Il programma Leonardo da Vinci, promosso dall’Ue, è uno di questi. Nato soprattutto per stimolare lo scambio di stagisti tra i Paesi dell’Unione, rappresenta oggi una delle maggiori opportunità per chi è alla ricerca di stage all’estero. Il programma prevede inoltre una piccola somma a rimborso delle spese sostenute, uno dei maggiori fattori di popolarità per il programma.

Dalle fotocopie allo sfruttamento

Già, perché molto spesso – potremmo dire nella quasi totalità dei casi – gli stage non sono retribuiti. Ci si ritrova così ad essere letteralmente utilizzati come manodopera a costo zero o, nel peggiore dei casi, addirittura a vedere tristemente naufragare le originarie aspettative di una formazione qualificante. «Non faccio molto, per lo più fotocopie o riordino dei materiali di archivio. Non sto acquisendo nessuna conoscenza che potrà essermi utile un domani.
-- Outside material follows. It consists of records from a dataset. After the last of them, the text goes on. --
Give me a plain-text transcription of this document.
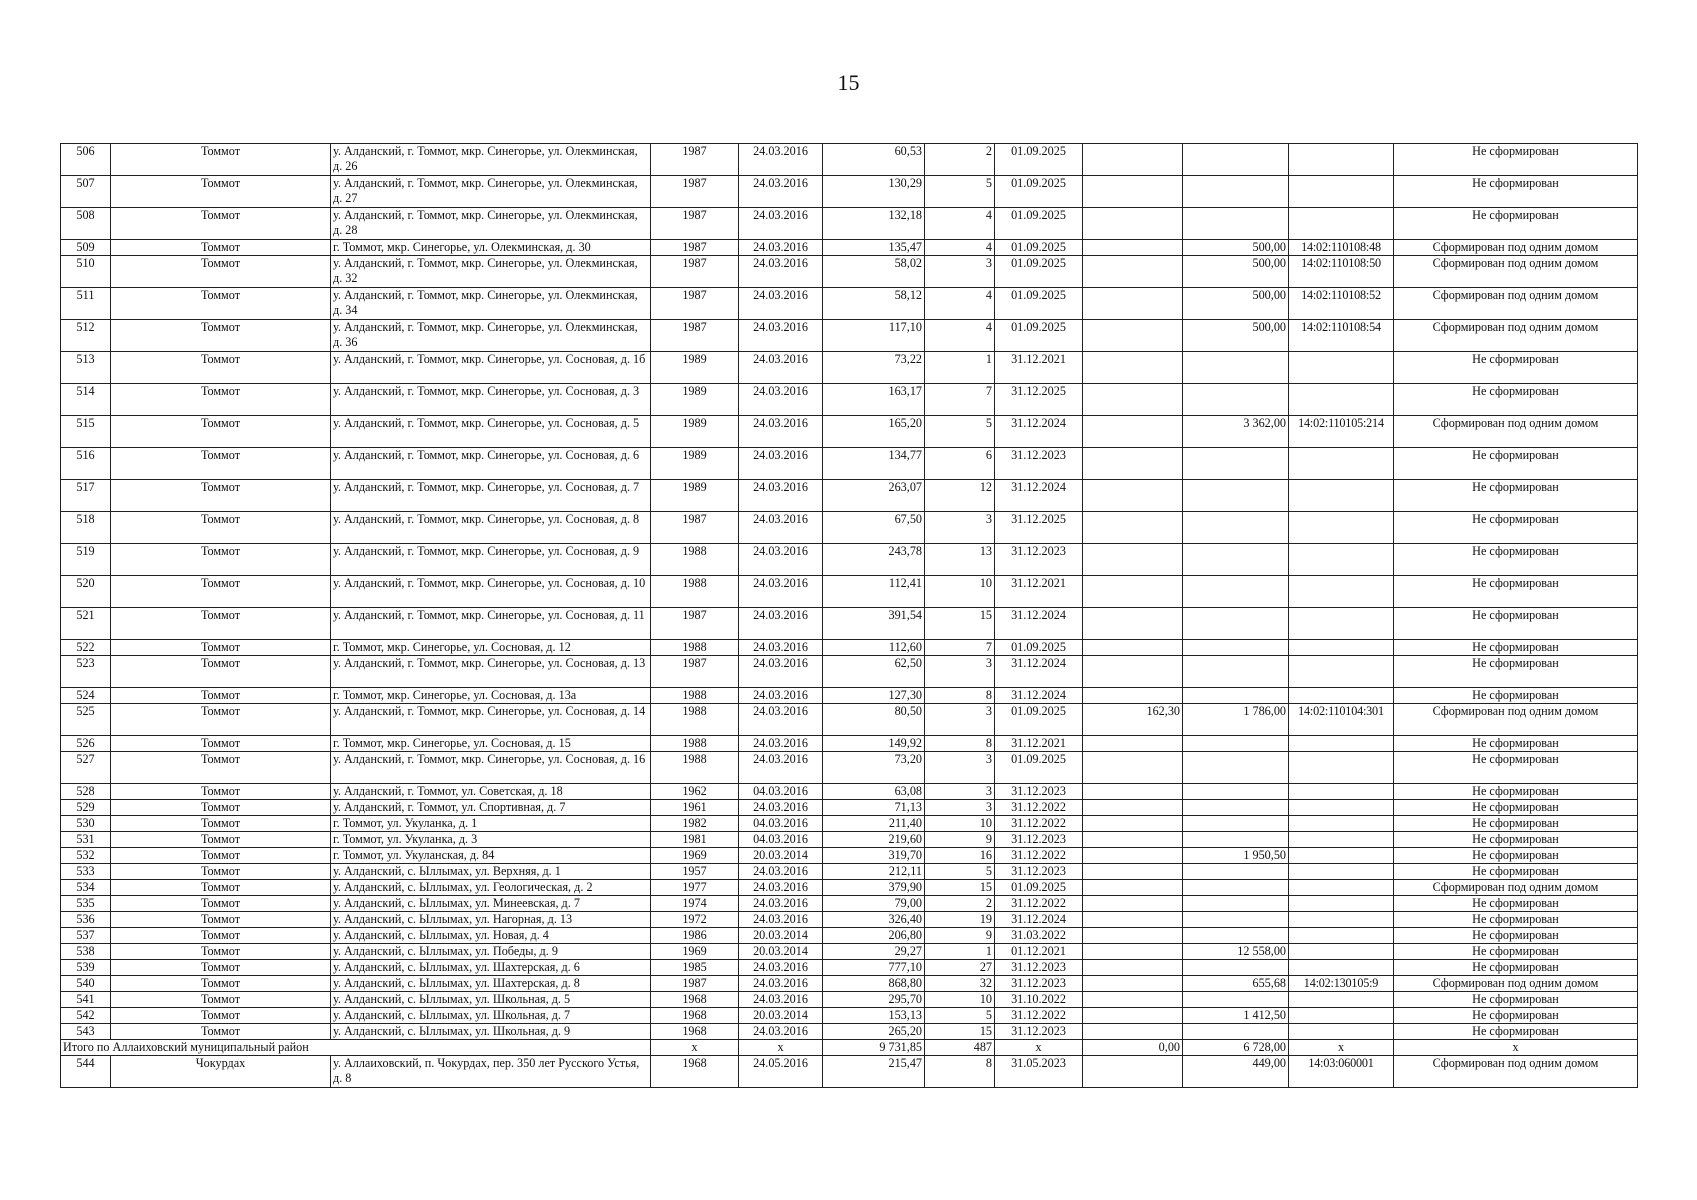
15
506	Томмот	у. Алданский, г. Томмот, мкр. Синегорье, ул. Олекминская, д. 26	1987	24.03.2016	60,53	2	01.09.2025				Не сформирован
507	Томмот	у. Алданский, г. Томмот, мкр. Синегорье, ул. Олекминская, д. 27	1987	24.03.2016	130,29	5	01.09.2025				Не сформирован
508	Томмот	у. Алданский, г. Томмот, мкр. Синегорье, ул. Олекминская, д. 28	1987	24.03.2016	132,18	4	01.09.2025				Не сформирован
509	Томмот	г. Томмот, мкр. Синегорье, ул. Олекминская, д. 30	1987	24.03.2016	135,47	4	01.09.2025		500,00	14:02:110108:48	Сформирован под одним домом
510	Томмот	у. Алданский, г. Томмот, мкр. Синегорье, ул. Олекминская, д. 32	1987	24.03.2016	58,02	3	01.09.2025		500,00	14:02:110108:50	Сформирован под одним домом
511	Томмот	у. Алданский, г. Томмот, мкр. Синегорье, ул. Олекминская, д. 34	1987	24.03.2016	58,12	4	01.09.2025		500,00	14:02:110108:52	Сформирован под одним домом
512	Томмот	у. Алданский, г. Томмот, мкр. Синегорье, ул. Олекминская, д. 36	1987	24.03.2016	117,10	4	01.09.2025		500,00	14:02:110108:54	Сформирован под одним домом
513	Томмот	у. Алданский, г. Томмот, мкр. Синегорье, ул. Сосновая, д. 1б	1989	24.03.2016	73,22	1	31.12.2021				Не сформирован
514	Томмот	у. Алданский, г. Томмот, мкр. Синегорье, ул. Сосновая, д. 3	1989	24.03.2016	163,17	7	31.12.2025				Не сформирован
515	Томмот	у. Алданский, г. Томмот, мкр. Синегорье, ул. Сосновая, д. 5	1989	24.03.2016	165,20	5	31.12.2024		3 362,00	14:02:110105:214	Сформирован под одним домом
516	Томмот	у. Алданский, г. Томмот, мкр. Синегорье, ул. Сосновая, д. 6	1989	24.03.2016	134,77	6	31.12.2023				Не сформирован
517	Томмот	у. Алданский, г. Томмот, мкр. Синегорье, ул. Сосновая, д. 7	1989	24.03.2016	263,07	12	31.12.2024				Не сформирован
518	Томмот	у. Алданский, г. Томмот, мкр. Синегорье, ул. Сосновая, д. 8	1987	24.03.2016	67,50	3	31.12.2025				Не сформирован
519	Томмот	у. Алданский, г. Томмот, мкр. Синегорье, ул. Сосновая, д. 9	1988	24.03.2016	243,78	13	31.12.2023				Не сформирован
520	Томмот	у. Алданский, г. Томмот, мкр. Синегорье, ул. Сосновая, д. 10	1988	24.03.2016	112,41	10	31.12.2021				Не сформирован
521	Томмот	у. Алданский, г. Томмот, мкр. Синегорье, ул. Сосновая, д. 11	1987	24.03.2016	391,54	15	31.12.2024				Не сформирован
522	Томмот	г. Томмот, мкр. Синегорье, ул. Сосновая, д. 12	1988	24.03.2016	112,60	7	01.09.2025				Не сформирован
523	Томмот	у. Алданский, г. Томмот, мкр. Синегорье, ул. Сосновая, д. 13	1987	24.03.2016	62,50	3	31.12.2024				Не сформирован
524	Томмот	г. Томмот, мкр. Синегорье, ул. Сосновая, д. 13а	1988	24.03.2016	127,30	8	31.12.2024				Не сформирован
525	Томмот	у. Алданский, г. Томмот, мкр. Синегорье, ул. Сосновая, д. 14	1988	24.03.2016	80,50	3	01.09.2025	162,30	1 786,00	14:02:110104:301	Сформирован под одним домом
526	Томмот	г. Томмот, мкр. Синегорье, ул. Сосновая, д. 15	1988	24.03.2016	149,92	8	31.12.2021				Не сформирован
527	Томмот	у. Алданский, г. Томмот, мкр. Синегорье, ул. Сосновая, д. 16	1988	24.03.2016	73,20	3	01.09.2025				Не сформирован
528	Томмот	у. Алданский, г. Томмот, ул. Советская, д. 18	1962	04.03.2016	63,08	3	31.12.2023				Не сформирован
529	Томмот	у. Алданский, г. Томмот, ул. Спортивная, д. 7	1961	24.03.2016	71,13	3	31.12.2022				Не сформирован
530	Томмот	г. Томмот, ул. Укуланка, д. 1	1982	04.03.2016	211,40	10	31.12.2022				Не сформирован
531	Томмот	г. Томмот, ул. Укуланка, д. 3	1981	04.03.2016	219,60	9	31.12.2023				Не сформирован
532	Томмот	г. Томмот, ул. Укуланская, д. 84	1969	20.03.2014	319,70	16	31.12.2022		1 950,50		Не сформирован
533	Томмот	у. Алданский, с. Ыллымах, ул. Верхняя, д. 1	1957	24.03.2016	212,11	5	31.12.2023				Не сформирован
534	Томмот	у. Алданский, с. Ыллымах, ул. Геологическая, д. 2	1977	24.03.2016	379,90	15	01.09.2025				Сформирован под одним домом
535	Томмот	у. Алданский, с. Ыллымах, ул. Минеевская, д. 7	1974	24.03.2016	79,00	2	31.12.2022				Не сформирован
536	Томмот	у. Алданский, с. Ыллымах, ул. Нагорная, д. 13	1972	24.03.2016	326,40	19	31.12.2024				Не сформирован
537	Томмот	у. Алданский, с. Ыллымах, ул. Новая, д. 4	1986	20.03.2014	206,80	9	31.03.2022				Не сформирован
538	Томмот	у. Алданский, с. Ыллымах, ул. Победы, д. 9	1969	20.03.2014	29,27	1	01.12.2021		12 558,00		Не сформирован
539	Томмот	у. Алданский, с. Ыллымах, ул. Шахтерская, д. 6	1985	24.03.2016	777,10	27	31.12.2023				Не сформирован
540	Томмот	у. Алданский, с. Ыллымах, ул. Шахтерская, д. 8	1987	24.03.2016	868,80	32	31.12.2023		655,68	14:02:130105:9	Сформирован под одним домом
541	Томмот	у. Алданский, с. Ыллымах, ул. Школьная, д. 5	1968	24.03.2016	295,70	10	31.10.2022				Не сформирован
542	Томмот	у. Алданский, с. Ыллымах, ул. Школьная, д. 7	1968	20.03.2014	153,13	5	31.12.2022		1 412,50		Не сформирован
543	Томмот	у. Алданский, с. Ыллымах, ул. Школьная, д. 9	1968	24.03.2016	265,20	15	31.12.2023				Не сформирован
Итого по Аллаиховский муниципальный район			х	х	9 731,85	487	х	0,00	6 728,00	х	х
544	Чокурдах	у. Аллаиховский, п. Чокурдах, пер. 350 лет Русского Устья, д. 8	1968	24.05.2016	215,47	8	31.05.2023		449,00	14:03:060001	Сформирован под одним домом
Non dico che sia inutile, ma… quasi!», dice Elena, che sta svolgendo uno stage di due mesi in un centro per il reinserimento nel mondo del lavoro di ex carcerati.

È davvero questo il destino dei numerosi e talentuosi aspiranti? Dipende, ovviamente. Le esperienze di stage sono estremamente personali e diverse. Michele, che ha appena svolto un periodo di tre mesi di tirocinio nella redazione di un quotidiano locale italiano, appare soddisfatto. «E’ vero, ho lavorato come un matto, cominciando alle otto e finendo alle dieci di sera ogni giorno, e gratis… ma questa esperienza è stata decisiva per chiarirmi le idee sul mio futuro professionale. Oggi so che voglio fare il giornalista! Se potessi, la rifarei» dice il giovane studente.

Ma, spesso, uno stage non è un’autostrada diretta per un’assunzione. Davide Sighele, redattore di una testata online, confessa: «Non potremmo assumere tutti gli stagisti che ospitiamo in redazione. Ci piace pensare che sia comunque importante offrire a questi giovani aspiranti giornalisti un’opportunità di vivere la vita di redazione, di offrire loro una vera esperienza formativa».

Una soluzione reale a questo problema, che tutelerebbe sia gli studenti che le aziende, potrebbe essere una rete organizzata di placement office, gestita dalle università con il supporto delle istituzioni, che fosse capace di offrire agli stagisti un rimborso delle spese sostenute. Questo porterebbe ad una regolamentazione dell’accesso agli stage, rendendoli così più equi e, soprattutto, accessibili a tutti.

Le opportunità sono infinite (istituzioni locali, nazionali ed europee, aziende, ong, organizzazioni internazionali), ma bisogna stare attenti ad ottenere garanzie. Si devono creare perciò le strutture necessarie e gli stagisti dovrebbero essere sempre tutelati da un “contratto formativo” che stabilisca i loro compiti precisi. Inoltre la loro attività dovrebbe essere comunque sempre supervisionata da un tutor che li aiuti e li supporti.

La strada è aperta. Gli stage sono ormai un passo obbligato per tutti i giovani che si affacciano sul mondo del lavoro: da compiere senza paura, e con una buona dose di convinzione e intraprendenza. Non resta che buttarsi a capofitto tra domande, scadenze e cv. Per rendere la propria formazione più “accattivante”. La febbre da stage continua.